Face aux deux best-sellers de Lotus (Elan et Seven), l’Europe/Europa passe presque inaperçue. L’Elan est la voiture d’Emma Peel; la Seven, celle de Numéro 6. Peut-être que si l’Europa avait été la monture d’un personnage de série TV…
En théorie, l’historique est simple. Chapman craint d’être trop dépendant de Ford (qui fournit aussi son rival Lola.) Du coup, il se tourne vers Renault. Ainsi, l’Europe sort en 1967 avec un 1600 de R16.
L’Europa de 1970 serait une version « 2.0 », plus civilisée, avec le 1600 double-arbre des Cortina Lotus et Elan.
Puis c’est l’Europa Special, en 1973, avec un moteur poussé à 130ch et une boite 5.
Néanmoins, il existerait une Europe pour le seul marché Britannique équipée d’un 1600 Ford simple-arbre.
Par ailleurs, beaucoup d’exemplaires sont modifiés a posteriori. Ainsi, l’exemplaire du jour est une Europa de 1970 prévue pour le marché US (dite « Federal »), mais reconditionnée et avec un moteur poussé à 130ch (mais toujours en boite 4.)
Microcosmos
L’Europe/Europa, c’est un profil extrêmement élancé. Elle affiche un cx de 0,29. Eh oui, avec trois francs six sous, en 1967, Colin Chapman et John Fraying firent aussi bien que l’armée d’ingénieurs de Nissan pour la Leaf!
Elle me rappelle les Eleven/15 (mais avec un toit et en plus carré): une voiture au ras-du-sol avec des ailes avant proéminentes, un capot arrière quasiment au niveau du pare-brise et un porte-à-faux arrière réduit.
Notez que celle-ci possède des catadioptres latéraux, version Federal oblige.

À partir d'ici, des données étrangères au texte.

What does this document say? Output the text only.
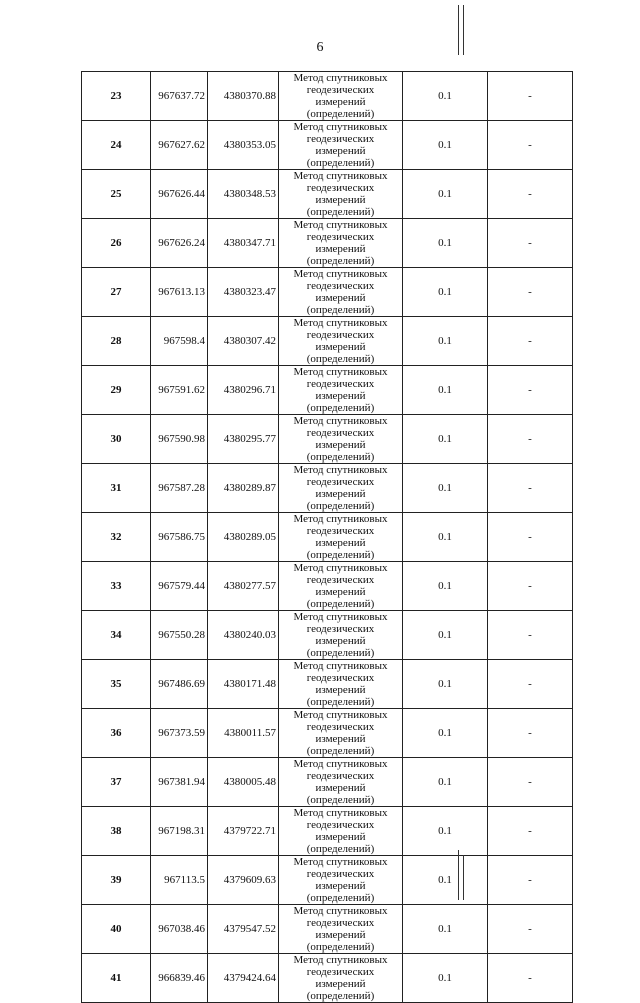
6
23	967637.72	4380370.88	Метод спутниковых геодезических измерений (определений)	0.1	-
24	967627.62	4380353.05	Метод спутниковых геодезических измерений (определений)	0.1	-
25	967626.44	4380348.53	Метод спутниковых геодезических измерений (определений)	0.1	-
26	967626.24	4380347.71	Метод спутниковых геодезических измерений (определений)	0.1	-
27	967613.13	4380323.47	Метод спутниковых геодезических измерений (определений)	0.1	-
28	967598.4	4380307.42	Метод спутниковых геодезических измерений (определений)	0.1	-
29	967591.62	4380296.71	Метод спутниковых геодезических измерений (определений)	0.1	-
30	967590.98	4380295.77	Метод спутниковых геодезических измерений (определений)	0.1	-
31	967587.28	4380289.87	Метод спутниковых геодезических измерений (определений)	0.1	-
32	967586.75	4380289.05	Метод спутниковых геодезических измерений (определений)	0.1	-
33	967579.44	4380277.57	Метод спутниковых геодезических измерений (определений)	0.1	-
34	967550.28	4380240.03	Метод спутниковых геодезических измерений (определений)	0.1	-
35	967486.69	4380171.48	Метод спутниковых геодезических измерений (определений)	0.1	-
36	967373.59	4380011.57	Метод спутниковых геодезических измерений (определений)	0.1	-
37	967381.94	4380005.48	Метод спутниковых геодезических измерений (определений)	0.1	-
38	967198.31	4379722.71	Метод спутниковых геодезических измерений (определений)	0.1	-
39	967113.5	4379609.63	Метод спутниковых геодезических измерений (определений)	0.1	-
40	967038.46	4379547.52	Метод спутниковых геодезических измерений (определений)	0.1	-
41	966839.46	4379424.64	Метод спутниковых геодезических измерений (определений)	0.1	-
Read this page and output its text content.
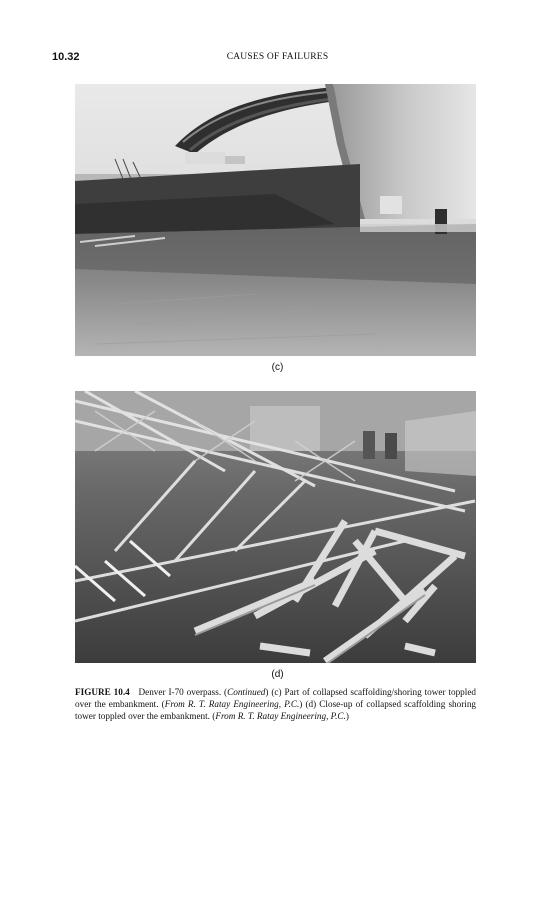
10.32	CAUSES OF FAILURES
(c)
(d)
FIGURE 10.4 Denver I-70 overpass. (Continued) (c) Part of collapsed scaffolding/shoring tower toppled over the embankment. (From R. T. Ratay Engineering, P.C.) (d) Close-up of collapsed scaffolding shoring tower toppled over the embankment. (From R. T. Ratay Engineering, P.C.)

S’il fallait résumer la ligne de l’Europe/Europa en un chiffre, ce serait 1,07m. C’est sa hauteur.
J’ai fait poser le propriétaire à côté, juste pour que vous avez une idée de ce que cela représente. Et il peut en témoigner: son Europe passe sous les barrières de péages!
Pour autant, l’Europe/Europa est bien proportionné, car tout est à l’échelle.
Par exemple, côté pneus, elle dispose de roulettes de 185/70 (les Europe sont en 155/70!)
Being light
A l’arrière, vous trouvez donc le 1600 Lotus-Ford.
L’espèce de bac à linge est un coffre d’appoint. Pour des raisons évidentes, mieux vaut éviter d’y mettre des surgelés…
Si vous n’aimez pas ce coffre, pas de souci: il s’enlève en un tournemain!
Un gros plan sur les deux carbus Stromberg. Certaines voitures sont équipées de Dell’orto.
L’Europe se contentait d’une bombonne de 35l, en guise de réservoir. Ce qui était un peu juste. Face aux protestations de clients, Lotus y a rajouté un deuxième réservoir.
La consommation serait autour de 8-10l aux 100km.
A l’avant, un autre mini-coffre, la radiateur et une roue de secours.
Vive le sport!
S’insérer dans l’habitacle est un morceau de bravoure: imaginez un kart avec un toit!
C’est bas, mais il y a de la place. Notez la séparation centrale, qui correspond à la poutre du châssis.
La planche de bord témoigne des origines artisanales du constructeur. Face aux protestations des clients concernant, ils y ont intégré à la va-vite des vitres électriques et une ventilation.
Côté position de conduite, on se croirait dans une monoplace: vous avez les talons au niveau des fesses et vos jambes sont dans une espèce de boite à ciseaux. Les pédales sont très rapproché (ils ont pensé au talon-pointe.)
Le volant est assez gros, mais avec une jante trop fine.
La boite est issu de la R16 (un héritage de l’Europe.) Le petit levier est un autre témoignage de l’esprit compet’.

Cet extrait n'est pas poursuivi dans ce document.